Review these open PRs and flag if any of their concerns already exist on main or are now moot:
- PR #18 — WIP Zod schema TypeScript fix
- PR #19 — Bump
honoto 4.12.0 (is Hono even still used?) - PR #20 — Add badges and links to README
- PR #22 — Docker Compose setup
For each area above, provide:
- Summary: 2–3 sentences on the current state.

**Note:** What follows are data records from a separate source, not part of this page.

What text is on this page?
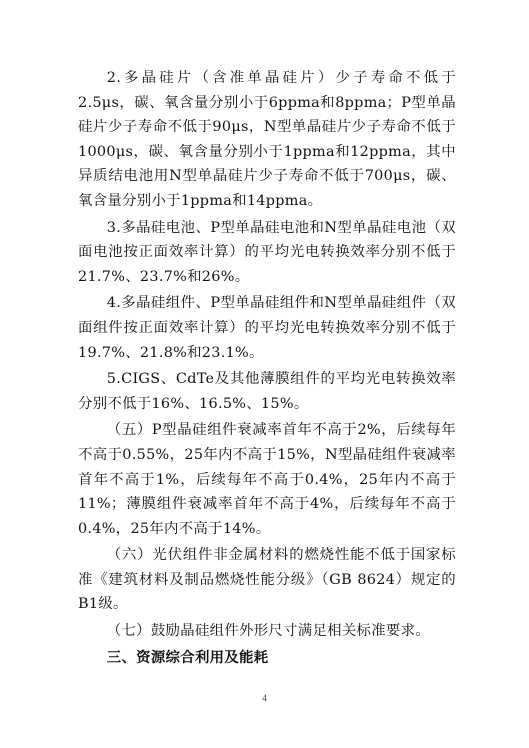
2.多晶硅片（含准单晶硅片）少子寿命不低于2.5μs，碳、氧含量分别小于6ppma和8ppma；P型单晶硅片少子寿命不低于90μs，N型单晶硅片少子寿命不低于1000μs，碳、氧含量分别小于1ppma和12ppma，其中异质结电池用N型单晶硅片少子寿命不低于700μs，碳、氧含量分别小于1ppma和14ppma。

3.多晶硅电池、P型单晶硅电池和N型单晶硅电池（双面电池按正面效率计算）的平均光电转换效率分别不低于21.7%、23.7%和26%。

4.多晶硅组件、P型单晶硅组件和N型单晶硅组件（双面组件按正面效率计算）的平均光电转换效率分别不低于19.7%、21.8%和23.1%。

5.CIGS、CdTe及其他薄膜组件的平均光电转换效率分别不低于16%、16.5%、15%。

（五）P型晶硅组件衰减率首年不高于2%，后续每年不高于0.55%，25年内不高于15%，N型晶硅组件衰减率首年不高于1%，后续每年不高于0.4%，25年内不高于11%；薄膜组件衰减率首年不高于4%，后续每年不高于0.4%，25年内不高于14%。

（六）光伏组件非金属材料的燃烧性能不低于国家标准《建筑材料及制品燃烧性能分级》（GB 8624）规定的B1级。

（七）鼓励晶硅组件外形尺寸满足相关标准要求。

三、资源综合利用及能耗

4
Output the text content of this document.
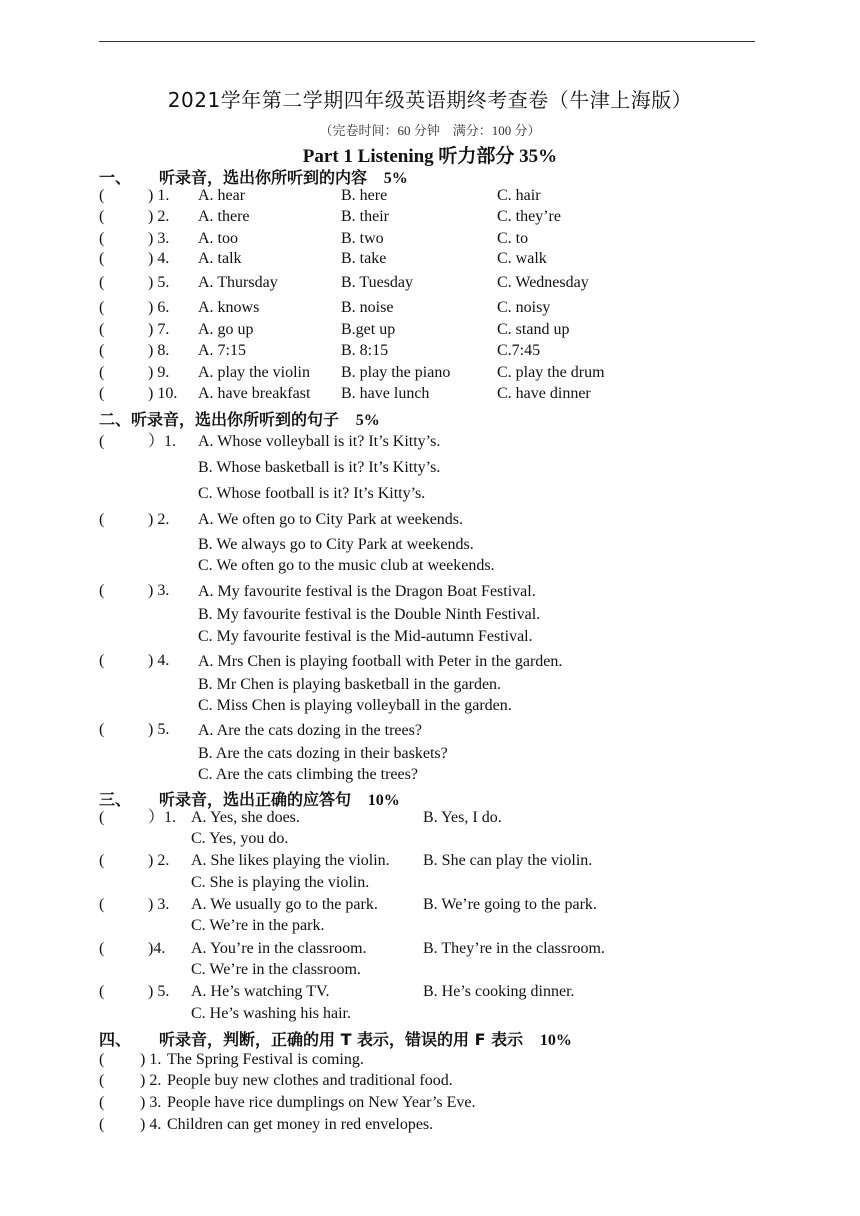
2021学年第二学期四年级英语期终考查卷（牛津上海版）
（完卷时间：60 分钟　满分：100 分）
Part 1 Listening 听力部分 35%
一、 听录音，选出你所听到的内容 5%
(	) 1. A. hear	B. here	C. hair
(	) 2. A. there	B. their	C. they’re
(	) 3. A. too	B. two	C. to
(	) 4. A. talk	B. take	C. walk
(	) 5. A. Thursday	B. Tuesday	C. Wednesday
(	) 6. A. knows	B. noise	C. noisy
(	) 7. A. go up	B.get up	C. stand up
(	) 8. A. 7:15	B. 8:15	C.7:45
(	) 9. A. play the violin B. play the piano	C. play the drum
(	) 10. A. have breakfast B. have lunch	C. have dinner
二、听录音，选出你所听到的句子 5%
(	）1. A. Whose volleyball is it? It’s Kitty’s.
B. Whose basketball is it? It’s Kitty’s.
C. Whose football is it? It’s Kitty’s.
(	) 2. A. We often go to City Park at weekends.
B. We always go to City Park at weekends.
C. We often go to the music club at weekends.
(	) 3. A. My favourite festival is the Dragon Boat Festival.
B. My favourite festival is the Double Ninth Festival.
C. My favourite festival is the Mid-autumn Festival.
(	) 4. A. Mrs Chen is playing football with Peter in the garden.
B. Mr Chen is playing basketball in the garden.
C. Miss Chen is playing volleyball in the garden.
(	) 5. A. Are the cats dozing in the trees?
B. Are the cats dozing in their baskets?
C. Are the cats climbing the trees?
三、 听录音，选出正确的应答句 10%
(	）1. A. Yes, she does.	B. Yes, I do.
C. Yes, you do.
(	) 2. A. She likes playing the violin. B. She can play the violin.
C. She is playing the violin.
(	) 3. A. We usually go to the park.	B. We’re going to the park.
C. We’re in the park.
(	)4. A. You’re in the classroom.	B. They’re in the classroom.
C. We’re in the classroom.
(	) 5. A. He’s watching TV.	B. He’s cooking dinner.
C. He’s washing his hair.
四、 听录音，判断，正确的用 T 表示，错误的用 F 表示 10%
( ) 1. The Spring Festival is coming.
( ) 2. People buy new clothes and traditional food.
( ) 3. People have rice dumplings on New Year’s Eve.
( ) 4. Children can get money in red envelopes.
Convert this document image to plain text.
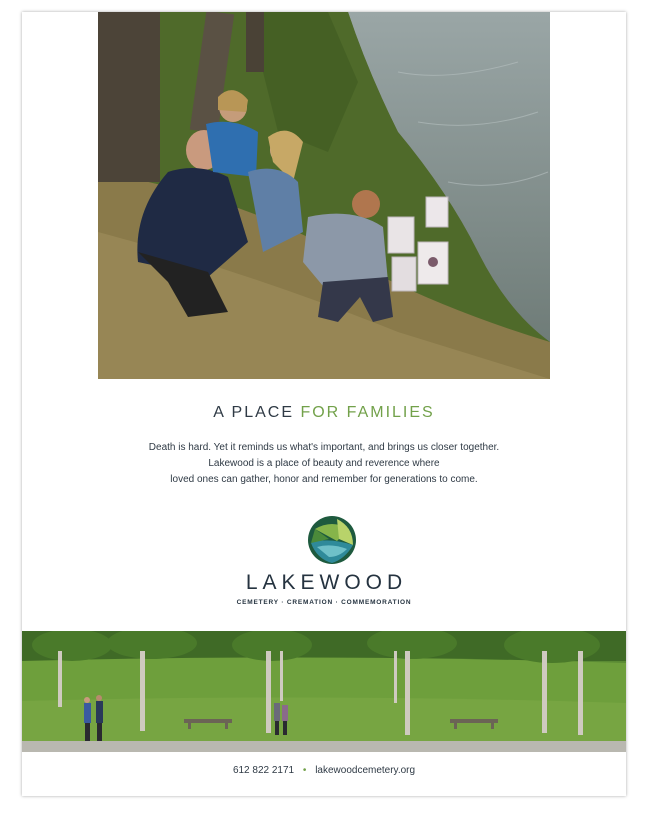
A PLACE FOR FAMILIES
Death is hard. Yet it reminds us what's important, and brings us closer together.
Lakewood is a place of beauty and reverence where
loved ones can gather, honor and remember for generations to come.
LAKEWOOD
CEMETERY · CREMATION · COMMEMORATION
612 822 2171 • lakewoodcemetery.org
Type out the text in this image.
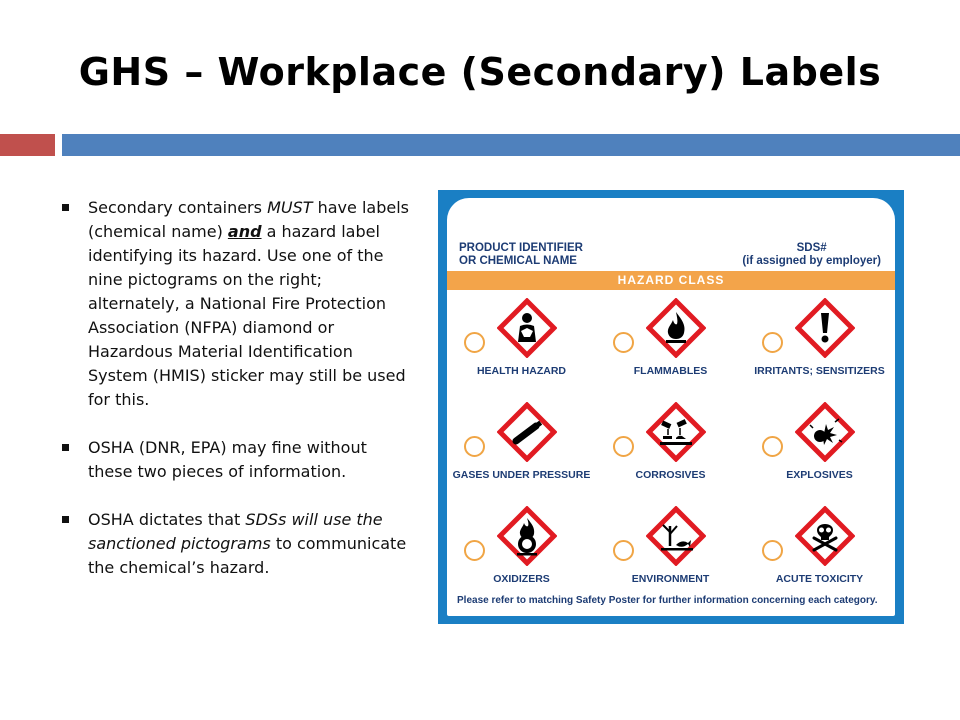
GHS – Workplace (Secondary) Labels
Secondary containers MUST have labels (chemical name) and a hazard label identifying its hazard. Use one of the nine pictograms on the right; alternately, a National Fire Protection Association (NFPA) diamond or Hazardous Material Identification System (HMIS) sticker may still be used for this.
OSHA (DNR, EPA) may fine without these two pieces of information.
OSHA dictates that SDSs will use the sanctioned pictograms to communicate the chemical’s hazard.
PRODUCT IDENTIFIER
OR CHEMICAL NAME
SDS#
(if assigned by employer)
HAZARD CLASS
HEALTH HAZARD	FLAMMABLES	IRRITANTS; SENSITIZERS
GASES UNDER PRESSURE	CORROSIVES	EXPLOSIVES
OXIDIZERS	ENVIRONMENT	ACUTE TOXICITY
Please refer to matching Safety Poster for further information concerning each category.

- Issues Found: Specific bugs, risks, or anti-patterns with file names and line numbers where possible.
- Recommendations: Concrete, actionable fixes with code snippets where helpful.
At the end, provide:
- A Priority List of the top 5 issues to fix immediately, ranked by severity.
- A Nice-to-Have list of lower-priority improvements.
- An overall health score from 1–10 with a one-paragraph justification.
Be direct and specific. Don't praise code to be polite — the goal is to make this server production-ready and a high-quality reference implementation for the FalkorDB ecosystem.